Diakoptics was explained in terms of algebraic topology by J. Paul Roth.
Roth describes how Kirchhoff's circuit laws in an electrical network with a given impedance matrix or admittance matrix can be solved for currents and voltages by using the circuit topology. Roth translates Kron’s "orthogonality conditions" into exact sequences of homology or cohomology. Roth’s interpretation is confirmed by Raoul Bott in reports in Mathematical Reviews. Roth says, "tearing consists essentially in deducing from the solution of one (easier to solve) network K^{~} the solution of a network K having the same number of branches as K^{~} and having the same isomorphism L between the groups of 1-chains and 1-cochains."

Diakoptics can be seen applied for instance in the text Solution of Large Networks by Matrix Methods.

Diakoptics is peculiar as a decomposition method, in that it involves taking values on the "intersection layer" (the boundary between subsystems) into account. The method has been rediscovered by the parallel processing community under the name "Domain Decomposition".

According to Keith Bowden, "Kron was undoubtedly searching for an ontology of engineering". Bowden also described "a multilevel hierarchical version of the method, in which the subsystems are recursively torn into subsubsystems".
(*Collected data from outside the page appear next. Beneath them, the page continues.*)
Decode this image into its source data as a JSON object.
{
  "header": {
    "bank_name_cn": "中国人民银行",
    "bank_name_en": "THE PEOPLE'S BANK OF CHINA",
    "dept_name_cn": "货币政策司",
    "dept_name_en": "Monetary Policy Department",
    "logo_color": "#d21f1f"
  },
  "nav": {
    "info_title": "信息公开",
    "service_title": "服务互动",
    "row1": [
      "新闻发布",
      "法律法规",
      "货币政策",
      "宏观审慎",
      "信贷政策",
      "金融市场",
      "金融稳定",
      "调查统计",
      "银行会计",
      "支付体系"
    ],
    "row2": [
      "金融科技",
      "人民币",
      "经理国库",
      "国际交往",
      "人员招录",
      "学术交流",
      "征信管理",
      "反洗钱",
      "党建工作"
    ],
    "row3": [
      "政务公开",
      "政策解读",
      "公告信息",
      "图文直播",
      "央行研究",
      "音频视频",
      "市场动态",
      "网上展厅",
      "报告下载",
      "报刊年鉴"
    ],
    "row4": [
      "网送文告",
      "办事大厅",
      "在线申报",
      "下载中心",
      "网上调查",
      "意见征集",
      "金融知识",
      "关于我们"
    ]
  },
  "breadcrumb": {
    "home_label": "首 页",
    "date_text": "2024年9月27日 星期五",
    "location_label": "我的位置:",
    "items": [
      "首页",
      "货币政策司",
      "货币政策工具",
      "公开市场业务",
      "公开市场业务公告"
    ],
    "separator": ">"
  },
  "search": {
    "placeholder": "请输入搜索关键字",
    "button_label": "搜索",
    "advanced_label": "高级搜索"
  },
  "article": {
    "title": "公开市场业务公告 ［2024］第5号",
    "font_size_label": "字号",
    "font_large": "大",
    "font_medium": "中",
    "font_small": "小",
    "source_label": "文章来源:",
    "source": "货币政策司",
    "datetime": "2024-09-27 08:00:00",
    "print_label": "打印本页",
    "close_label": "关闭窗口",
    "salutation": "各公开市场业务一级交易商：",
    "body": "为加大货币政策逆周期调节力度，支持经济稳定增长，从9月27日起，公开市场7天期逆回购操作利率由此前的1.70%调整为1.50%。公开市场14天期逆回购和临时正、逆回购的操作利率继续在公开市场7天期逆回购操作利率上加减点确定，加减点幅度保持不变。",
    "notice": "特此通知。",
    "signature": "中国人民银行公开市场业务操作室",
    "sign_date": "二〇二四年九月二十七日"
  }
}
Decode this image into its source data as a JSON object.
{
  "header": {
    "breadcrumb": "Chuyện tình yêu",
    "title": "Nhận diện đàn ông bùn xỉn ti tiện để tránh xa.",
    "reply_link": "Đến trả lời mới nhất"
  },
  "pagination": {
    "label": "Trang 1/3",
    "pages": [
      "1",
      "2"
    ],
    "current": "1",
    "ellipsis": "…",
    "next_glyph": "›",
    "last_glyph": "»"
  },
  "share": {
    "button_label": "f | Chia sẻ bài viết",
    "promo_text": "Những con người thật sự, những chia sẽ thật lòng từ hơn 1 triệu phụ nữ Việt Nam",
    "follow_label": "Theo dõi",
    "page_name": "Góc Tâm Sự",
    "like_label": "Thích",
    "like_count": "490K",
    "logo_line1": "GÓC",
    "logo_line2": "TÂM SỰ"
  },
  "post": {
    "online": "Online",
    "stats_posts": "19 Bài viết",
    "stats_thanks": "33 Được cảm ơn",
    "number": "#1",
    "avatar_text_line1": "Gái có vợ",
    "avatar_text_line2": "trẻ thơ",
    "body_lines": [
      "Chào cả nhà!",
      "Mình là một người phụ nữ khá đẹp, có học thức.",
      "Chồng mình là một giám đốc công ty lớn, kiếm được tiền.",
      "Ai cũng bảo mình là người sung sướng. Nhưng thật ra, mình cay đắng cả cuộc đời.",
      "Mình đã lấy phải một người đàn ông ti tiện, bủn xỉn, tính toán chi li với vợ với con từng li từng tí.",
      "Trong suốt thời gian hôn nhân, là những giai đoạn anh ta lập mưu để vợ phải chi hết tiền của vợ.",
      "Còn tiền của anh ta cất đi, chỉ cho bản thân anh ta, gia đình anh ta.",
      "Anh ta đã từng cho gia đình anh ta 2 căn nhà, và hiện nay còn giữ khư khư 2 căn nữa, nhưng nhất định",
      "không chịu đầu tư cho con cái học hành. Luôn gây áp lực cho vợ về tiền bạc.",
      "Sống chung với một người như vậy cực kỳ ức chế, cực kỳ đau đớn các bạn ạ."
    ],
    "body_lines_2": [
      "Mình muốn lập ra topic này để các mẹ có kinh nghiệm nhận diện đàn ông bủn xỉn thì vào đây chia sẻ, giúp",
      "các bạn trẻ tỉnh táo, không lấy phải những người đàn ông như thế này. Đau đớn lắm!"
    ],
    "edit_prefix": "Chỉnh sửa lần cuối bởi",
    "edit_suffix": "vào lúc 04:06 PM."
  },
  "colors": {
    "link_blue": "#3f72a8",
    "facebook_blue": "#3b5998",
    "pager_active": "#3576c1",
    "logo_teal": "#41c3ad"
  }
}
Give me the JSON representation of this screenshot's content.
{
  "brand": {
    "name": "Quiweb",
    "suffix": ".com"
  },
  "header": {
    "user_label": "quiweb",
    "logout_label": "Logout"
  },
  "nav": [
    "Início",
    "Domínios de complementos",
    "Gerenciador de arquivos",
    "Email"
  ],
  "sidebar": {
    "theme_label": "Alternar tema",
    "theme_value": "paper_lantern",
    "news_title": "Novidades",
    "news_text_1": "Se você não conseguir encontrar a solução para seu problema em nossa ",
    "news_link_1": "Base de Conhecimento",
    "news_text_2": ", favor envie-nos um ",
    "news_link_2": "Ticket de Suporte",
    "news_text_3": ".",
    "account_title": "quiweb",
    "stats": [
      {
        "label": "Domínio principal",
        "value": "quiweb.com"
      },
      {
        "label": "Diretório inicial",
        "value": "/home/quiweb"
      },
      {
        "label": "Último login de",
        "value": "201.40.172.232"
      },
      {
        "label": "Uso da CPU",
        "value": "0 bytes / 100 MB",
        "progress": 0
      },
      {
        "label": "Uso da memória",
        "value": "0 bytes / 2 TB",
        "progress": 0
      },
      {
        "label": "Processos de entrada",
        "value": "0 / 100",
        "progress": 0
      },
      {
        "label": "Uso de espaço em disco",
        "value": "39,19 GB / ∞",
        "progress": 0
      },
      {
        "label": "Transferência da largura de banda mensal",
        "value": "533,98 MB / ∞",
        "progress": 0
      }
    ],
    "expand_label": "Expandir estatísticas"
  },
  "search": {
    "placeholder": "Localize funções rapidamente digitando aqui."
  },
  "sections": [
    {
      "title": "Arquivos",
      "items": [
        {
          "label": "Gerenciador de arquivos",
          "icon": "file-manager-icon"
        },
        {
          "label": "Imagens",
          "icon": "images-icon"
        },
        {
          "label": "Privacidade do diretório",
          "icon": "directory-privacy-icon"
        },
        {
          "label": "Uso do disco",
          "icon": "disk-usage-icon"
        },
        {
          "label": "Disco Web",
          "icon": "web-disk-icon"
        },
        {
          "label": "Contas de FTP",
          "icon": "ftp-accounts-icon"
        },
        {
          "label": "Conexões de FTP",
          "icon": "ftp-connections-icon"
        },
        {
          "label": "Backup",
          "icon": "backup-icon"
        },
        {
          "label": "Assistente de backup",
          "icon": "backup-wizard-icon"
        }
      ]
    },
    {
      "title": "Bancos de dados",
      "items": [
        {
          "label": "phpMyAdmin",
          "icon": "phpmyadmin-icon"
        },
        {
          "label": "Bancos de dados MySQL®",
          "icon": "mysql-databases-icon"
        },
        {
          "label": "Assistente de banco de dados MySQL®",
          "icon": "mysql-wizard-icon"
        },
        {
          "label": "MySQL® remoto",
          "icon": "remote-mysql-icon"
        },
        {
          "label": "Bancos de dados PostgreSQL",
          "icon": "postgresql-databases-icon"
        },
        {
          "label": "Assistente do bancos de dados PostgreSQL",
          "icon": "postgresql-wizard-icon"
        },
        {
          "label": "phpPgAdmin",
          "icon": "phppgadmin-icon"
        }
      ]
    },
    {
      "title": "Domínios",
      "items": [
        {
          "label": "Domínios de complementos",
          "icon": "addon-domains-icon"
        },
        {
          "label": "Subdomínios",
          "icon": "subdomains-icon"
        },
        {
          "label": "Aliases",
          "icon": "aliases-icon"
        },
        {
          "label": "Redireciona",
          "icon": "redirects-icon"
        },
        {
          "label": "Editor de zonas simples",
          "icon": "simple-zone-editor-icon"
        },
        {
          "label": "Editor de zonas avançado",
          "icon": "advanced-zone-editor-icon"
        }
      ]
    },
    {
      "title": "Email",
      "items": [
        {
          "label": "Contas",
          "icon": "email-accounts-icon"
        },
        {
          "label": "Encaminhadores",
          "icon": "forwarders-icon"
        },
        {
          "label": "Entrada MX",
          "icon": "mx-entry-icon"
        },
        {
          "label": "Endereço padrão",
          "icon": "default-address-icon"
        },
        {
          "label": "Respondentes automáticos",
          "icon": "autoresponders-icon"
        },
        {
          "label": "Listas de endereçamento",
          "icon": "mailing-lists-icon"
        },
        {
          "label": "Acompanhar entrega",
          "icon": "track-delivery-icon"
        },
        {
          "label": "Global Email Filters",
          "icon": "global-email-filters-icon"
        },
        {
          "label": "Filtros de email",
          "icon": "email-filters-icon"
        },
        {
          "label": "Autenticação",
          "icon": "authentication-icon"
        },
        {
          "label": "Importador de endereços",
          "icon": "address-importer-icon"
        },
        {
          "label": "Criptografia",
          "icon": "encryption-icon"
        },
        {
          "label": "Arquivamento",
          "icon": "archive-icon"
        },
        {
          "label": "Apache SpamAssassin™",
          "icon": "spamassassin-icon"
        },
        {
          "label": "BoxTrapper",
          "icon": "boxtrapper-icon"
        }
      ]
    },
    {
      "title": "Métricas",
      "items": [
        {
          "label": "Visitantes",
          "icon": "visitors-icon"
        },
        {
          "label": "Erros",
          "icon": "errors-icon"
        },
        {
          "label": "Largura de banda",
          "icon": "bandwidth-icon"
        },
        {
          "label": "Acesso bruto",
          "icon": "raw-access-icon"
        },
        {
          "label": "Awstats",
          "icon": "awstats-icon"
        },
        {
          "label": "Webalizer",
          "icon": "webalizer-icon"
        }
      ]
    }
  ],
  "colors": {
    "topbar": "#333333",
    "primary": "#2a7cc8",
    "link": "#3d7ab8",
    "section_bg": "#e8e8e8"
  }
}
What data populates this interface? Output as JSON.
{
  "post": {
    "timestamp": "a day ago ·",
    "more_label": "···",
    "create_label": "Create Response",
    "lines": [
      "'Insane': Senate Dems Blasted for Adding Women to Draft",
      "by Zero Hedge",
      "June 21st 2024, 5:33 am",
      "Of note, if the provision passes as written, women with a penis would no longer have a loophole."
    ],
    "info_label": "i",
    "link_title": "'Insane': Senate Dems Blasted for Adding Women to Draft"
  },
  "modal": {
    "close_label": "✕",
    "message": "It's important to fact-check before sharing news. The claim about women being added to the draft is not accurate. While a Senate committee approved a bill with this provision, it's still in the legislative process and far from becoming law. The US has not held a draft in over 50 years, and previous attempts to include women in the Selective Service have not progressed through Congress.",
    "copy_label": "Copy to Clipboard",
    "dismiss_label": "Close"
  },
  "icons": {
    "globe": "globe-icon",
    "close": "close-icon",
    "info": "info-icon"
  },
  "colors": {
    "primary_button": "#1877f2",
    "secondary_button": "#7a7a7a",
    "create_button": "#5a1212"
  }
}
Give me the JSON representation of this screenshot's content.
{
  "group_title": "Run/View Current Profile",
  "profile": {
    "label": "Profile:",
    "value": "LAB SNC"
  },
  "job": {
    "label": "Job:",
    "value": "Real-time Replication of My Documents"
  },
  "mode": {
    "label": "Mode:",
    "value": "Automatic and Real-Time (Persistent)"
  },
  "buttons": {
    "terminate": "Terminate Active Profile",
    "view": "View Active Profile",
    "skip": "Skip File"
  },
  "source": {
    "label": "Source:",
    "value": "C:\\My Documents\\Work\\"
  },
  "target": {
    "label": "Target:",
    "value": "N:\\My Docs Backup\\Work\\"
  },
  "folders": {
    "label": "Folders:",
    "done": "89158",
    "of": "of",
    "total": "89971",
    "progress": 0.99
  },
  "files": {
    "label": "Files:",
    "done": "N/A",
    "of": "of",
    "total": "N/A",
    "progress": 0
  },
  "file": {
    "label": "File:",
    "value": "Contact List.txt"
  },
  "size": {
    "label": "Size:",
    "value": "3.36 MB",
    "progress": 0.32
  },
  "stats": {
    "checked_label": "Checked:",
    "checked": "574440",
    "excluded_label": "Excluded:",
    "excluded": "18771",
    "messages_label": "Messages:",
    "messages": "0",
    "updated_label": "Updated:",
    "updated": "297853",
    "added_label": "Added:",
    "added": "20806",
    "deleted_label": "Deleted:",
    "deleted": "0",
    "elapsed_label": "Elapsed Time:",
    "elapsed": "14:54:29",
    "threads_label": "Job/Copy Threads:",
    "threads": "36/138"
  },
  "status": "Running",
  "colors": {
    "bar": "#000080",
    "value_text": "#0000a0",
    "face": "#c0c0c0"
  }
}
When parallel computing was provided by the transputer, Keith Bowden described how diakoptics might be applied. It is an ongoing open question how the parallelism of quantum computing may be relevant.

==Japan==
In 1951, "a group of about twenty scientists and engineers was organized in Japan for the unifying study of basic problems in engineering sciences by means of geometry….reorganized in 1954 into a new organization called the Research Association of Applied Geometry (RAAG)."

"Kron was...the first charter member from overseas. He remained an Honorary Member until he passed away. Meanwhile, the RAAG membership roll has been increased to two hundred and fifty, distributed throughout the world." Many articles on diakoptics, by Kron and others, were published in the Memoirs of RAAG.

The journal Tensor, published in Sapporo, Japan, placed Kron on its "honorary editorial board" in 1951. He contributed an article to the March 1955 issue.

==United Kingdom==
"Kron’s influence extends far beyond the U.S.A. The Tensor Society of Great Britain came into being to further the understanding and applications of tensor analysis." In 1950 it was founded by S. Austen Stigant as The Tensor Club of Great Britain, and began publishing Matrix and Tensor Quarterly. According to Kron, it was S. Austen Stigant that first suggested Kron write his serial "Diakoptics" for the Electrical Journal. In September 1961 the Club became a Society. In 1968 (volume 19) the Quarterly published a commemorative issue to note the death of Gabriel Kron. The Quarterly continued publishing until 1987.

"C.H. Flurscheim and J.R. Mortlock of Associated Electrical Industries Ltd. [encouraged] the Power Systems Engineering Department of that company to investigate the applications of Diakoptics to the solution of practical load-flow problems and some difficult mechanical vibration problems; investigations which yielded results of considerable value."